# XFX R9 280X Dual Fan Black, Grafikkarte



## Floo27081993 (11. November 2013)

ich würde gerne wissen, ob dieser Kühler Arctic Accelero Hybrid VGA-Flüssigkeitskühler auf diese 
XFX R9 280X Dual Fan Black, Grafikkarte passen würde.

ich mag laute und warme Grafikkarten nicht und deswegen wollte ich mich nach einen kühler umschauen.


----------



## wishi (11. November 2013)

Warte doch einfach ab, bis Eigendesings von den Herstellern kommen.....


----------



## Floo27081993 (11. November 2013)

ist doch schon 
mit 2 lüftern und pipapo

aber trotzdem soll diese wasserkühlung richtig was weg kühlen und sehr leise sein


----------



## Netboy (11. November 2013)

Gelöscht


----------



## Rizoma (11. November 2013)

wenn du es leise willst dann nimm den den ACX III


----------



## hotfirefox (11. November 2013)

Wenn es um diese Karte geht, dann haste (eine) schlechte Karte(n).
Review and select water blocks | XFX Radeon R9 280X Double Dissipation Edition 3GB GDDR5 (R9-280X-TDFD) | CoolingConfigurator.com


----------



## Floo27081993 (11. November 2013)

eigentlich hatte die karte richtig gute bewertungen und von den technischen daten kommt die eignetlich an die 780 gtx ran
deswegen dacht ich das die gut ist


----------



## Sirthegoat (11. November 2013)

Wenn dann würde ich direkt auf eine richtige Wasserkühling mit externer Pumpe, Radiator und Sandwichkühler gehen, andernfalls hast du oft mehr Probleme als Vorteile.
Die alternativen Kühler wie der ACX III und MK26 von Prolimatech sorgen zwar für deutlich niedrigere Temperaturen bei einer geringeren Geräuschkulisse als der XFX Kühler es schaft, haben allerdings auch das Problem das die Wandler mindestens so warm werden wie bei der Version von XFX wenn nicht mehr  (ca. 105°C+).
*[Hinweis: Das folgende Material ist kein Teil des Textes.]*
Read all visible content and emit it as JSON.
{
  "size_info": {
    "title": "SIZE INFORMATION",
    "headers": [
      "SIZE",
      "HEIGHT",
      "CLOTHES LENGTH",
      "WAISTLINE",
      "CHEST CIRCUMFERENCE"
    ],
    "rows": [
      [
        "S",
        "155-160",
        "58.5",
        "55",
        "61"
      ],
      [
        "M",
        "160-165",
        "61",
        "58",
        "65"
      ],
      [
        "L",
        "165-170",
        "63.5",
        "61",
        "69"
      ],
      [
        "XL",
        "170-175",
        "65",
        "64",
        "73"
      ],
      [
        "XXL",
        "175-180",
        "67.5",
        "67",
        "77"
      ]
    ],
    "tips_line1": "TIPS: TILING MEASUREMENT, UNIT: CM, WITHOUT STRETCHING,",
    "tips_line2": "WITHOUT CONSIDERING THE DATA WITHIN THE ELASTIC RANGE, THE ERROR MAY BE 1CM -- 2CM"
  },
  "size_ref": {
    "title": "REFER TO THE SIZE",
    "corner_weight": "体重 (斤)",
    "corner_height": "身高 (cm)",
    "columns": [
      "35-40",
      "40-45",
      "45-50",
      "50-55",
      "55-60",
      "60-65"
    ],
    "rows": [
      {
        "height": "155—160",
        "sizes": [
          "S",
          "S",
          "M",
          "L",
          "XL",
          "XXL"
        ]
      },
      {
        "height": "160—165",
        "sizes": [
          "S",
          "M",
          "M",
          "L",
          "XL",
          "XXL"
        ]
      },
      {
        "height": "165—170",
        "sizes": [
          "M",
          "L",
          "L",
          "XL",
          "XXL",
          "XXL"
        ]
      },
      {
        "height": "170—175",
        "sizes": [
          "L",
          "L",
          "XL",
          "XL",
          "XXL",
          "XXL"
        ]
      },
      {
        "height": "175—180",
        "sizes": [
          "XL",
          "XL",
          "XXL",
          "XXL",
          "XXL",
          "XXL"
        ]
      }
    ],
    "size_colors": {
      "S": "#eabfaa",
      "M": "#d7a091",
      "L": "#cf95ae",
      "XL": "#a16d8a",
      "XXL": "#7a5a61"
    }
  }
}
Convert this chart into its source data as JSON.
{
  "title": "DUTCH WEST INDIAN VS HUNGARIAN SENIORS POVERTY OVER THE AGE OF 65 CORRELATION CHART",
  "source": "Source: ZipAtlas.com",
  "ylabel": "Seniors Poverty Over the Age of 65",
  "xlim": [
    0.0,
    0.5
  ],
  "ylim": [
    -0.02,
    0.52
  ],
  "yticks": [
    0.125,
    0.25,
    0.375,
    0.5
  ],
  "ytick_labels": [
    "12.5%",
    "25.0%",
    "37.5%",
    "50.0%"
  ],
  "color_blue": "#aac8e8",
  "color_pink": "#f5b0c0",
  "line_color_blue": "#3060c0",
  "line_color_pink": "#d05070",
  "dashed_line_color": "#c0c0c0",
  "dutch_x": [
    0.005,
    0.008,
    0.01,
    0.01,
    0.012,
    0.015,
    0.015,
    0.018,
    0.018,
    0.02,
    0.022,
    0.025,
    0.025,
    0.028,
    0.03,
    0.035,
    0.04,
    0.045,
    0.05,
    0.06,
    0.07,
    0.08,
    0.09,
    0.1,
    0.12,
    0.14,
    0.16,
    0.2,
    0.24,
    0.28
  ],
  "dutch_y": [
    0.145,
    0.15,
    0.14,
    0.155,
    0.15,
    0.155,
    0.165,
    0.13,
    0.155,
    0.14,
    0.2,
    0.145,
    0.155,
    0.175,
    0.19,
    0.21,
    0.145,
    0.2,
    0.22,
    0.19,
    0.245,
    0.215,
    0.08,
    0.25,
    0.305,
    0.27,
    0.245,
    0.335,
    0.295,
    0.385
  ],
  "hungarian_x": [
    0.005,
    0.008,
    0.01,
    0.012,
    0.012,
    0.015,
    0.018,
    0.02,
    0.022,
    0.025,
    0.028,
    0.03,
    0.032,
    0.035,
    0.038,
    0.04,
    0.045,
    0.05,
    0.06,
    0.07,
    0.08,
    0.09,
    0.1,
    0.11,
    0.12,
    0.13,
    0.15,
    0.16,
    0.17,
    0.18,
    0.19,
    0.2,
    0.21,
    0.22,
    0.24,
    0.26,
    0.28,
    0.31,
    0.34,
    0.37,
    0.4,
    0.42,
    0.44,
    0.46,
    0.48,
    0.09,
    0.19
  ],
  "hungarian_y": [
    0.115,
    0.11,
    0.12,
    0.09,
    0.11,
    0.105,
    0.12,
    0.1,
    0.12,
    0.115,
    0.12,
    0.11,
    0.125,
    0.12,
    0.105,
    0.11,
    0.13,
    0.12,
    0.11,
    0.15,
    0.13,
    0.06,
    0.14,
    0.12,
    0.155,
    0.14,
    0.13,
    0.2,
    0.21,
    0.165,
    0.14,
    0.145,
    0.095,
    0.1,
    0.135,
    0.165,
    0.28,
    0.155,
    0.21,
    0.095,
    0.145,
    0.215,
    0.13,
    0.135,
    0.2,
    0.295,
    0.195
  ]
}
Klar ist das noch im Rahmen trotzdem halte ich persönlich wenig von so hohen Temperaturen, die Wandler altern dadurch schneller auch wenn sie für solche Temperaturen freigegeben sind.


----------



## Rizoma (12. November 2013)

Dissi schrieb:


> Wenn dann würde ich direkt auf eine richtige Wasserkühling mit externer Pumpe, Radiator und Sandwichkühler gehen, andernfalls hast du oft mehr Probleme als Vorteile.
> Die alternativen Kühler wie der ACX III und MK26 von Prolimatech sorgen zwar für deutlich niedrigere Temperaturen bei einer geringeren Geräuschkulisse als der XFX Kühler es schaft, haben allerdings auch das Problem das die Wandler mindestens so warm werden wie bei der Version von XFX wenn nicht mehr  (ca. 105°C+). Klar ist das noch im Rahmen trotzdem halte ich persönlich wenig von so hohen Temperaturen, die Wandler altern dadurch schneller auch wenn sie für solche Temperaturen freigegeben sind.


 

Nö beim ACX hat man keine Probleme da liegen wunderschöne Kühlkörperchen und Wärmeleitkleber bei meine HD7950 ist auf 1150/1500 getaktet und die VRM´s gehen bei 25°C Raumtemp. auf max. 80°


----------



## Sirthegoat (12. November 2013)

Hardware 4 You hat kürzlich auf einer R9 290 einen ACX III mit einem MK-26 verglichen dabei wurden die Wandler, wenn man den Lüfter sich selber regeln lies über 100°C warm, nur wenn man den Lüfter manuell auf mindestens 40% Lüftergeschwindigkeit geregelt hat blieben die Temperaturen im Rahmen, wurden aber mit 91°C deutlich wärmer als bei der Referenz Karte.
Die Kühlleistung der Alternativkühler möchte ich absolut nicht bestreiten, nur sollten sich Hersteller wie Arctic und Prolimatech mal Gedanken machen wie der Rest der Karte anständig kühl gehalten werden kann, eine Möglichkeit hat beispielsweiße Thermalright damals für die 5XXX vorgestellt.


----------



## Mr-Abe-Simpson (12. November 2013)

hotfirefox schrieb:


> Wenn es um diese Karte geht, dann haste (eine) schlechte Karte(n).
> Review and select water blocks | XFX Radeon R9 280X Double Dissipation Edition 3GB GDDR5 (R9-280X-TDFD) | CoolingConfigurator.com



Wie kommst du darauf? HT4U hat die Karte kürzlich getestet und kommt zu einem durchaus guten Ergebnis. Im Idle soll sie flüsterleise sein. Quelle: XFX Radeon R9 280X Black DD OC im Test - Fazit (Seite 42) - HT4U.net

Zur Wakü kann ich leider nichts sagen, sorry.


----------



## Rizoma (12. November 2013)

Dissi schrieb:


> Hardware 4 You hat kürzlich auf einer R9 290 einen ACX III mit einem MK-26 verglichen dabei wurden die Wandler, wenn man den Lüfter sich selber regeln lies über 100°C warm, nur wenn man den Lüfter manuell auf mindestens 40% Lüftergeschwindigkeit geregelt hat blieben die Temperaturen im Rahmen, wurden aber mit 91°C deutlich wärmer als bei der Referenz Karte.
> Die Kühlleistung der Alternativkühler möchte ich absolut nicht bestreiten, nur sollten sich Hersteller wie Arctic und Prolimatech mal Gedanken machen wie der Rest der Karte anständig kühl gehalten werden kann, eine Möglichkeit hat beispielsweiße Thermalright damals für die 5XXX vorgestellt.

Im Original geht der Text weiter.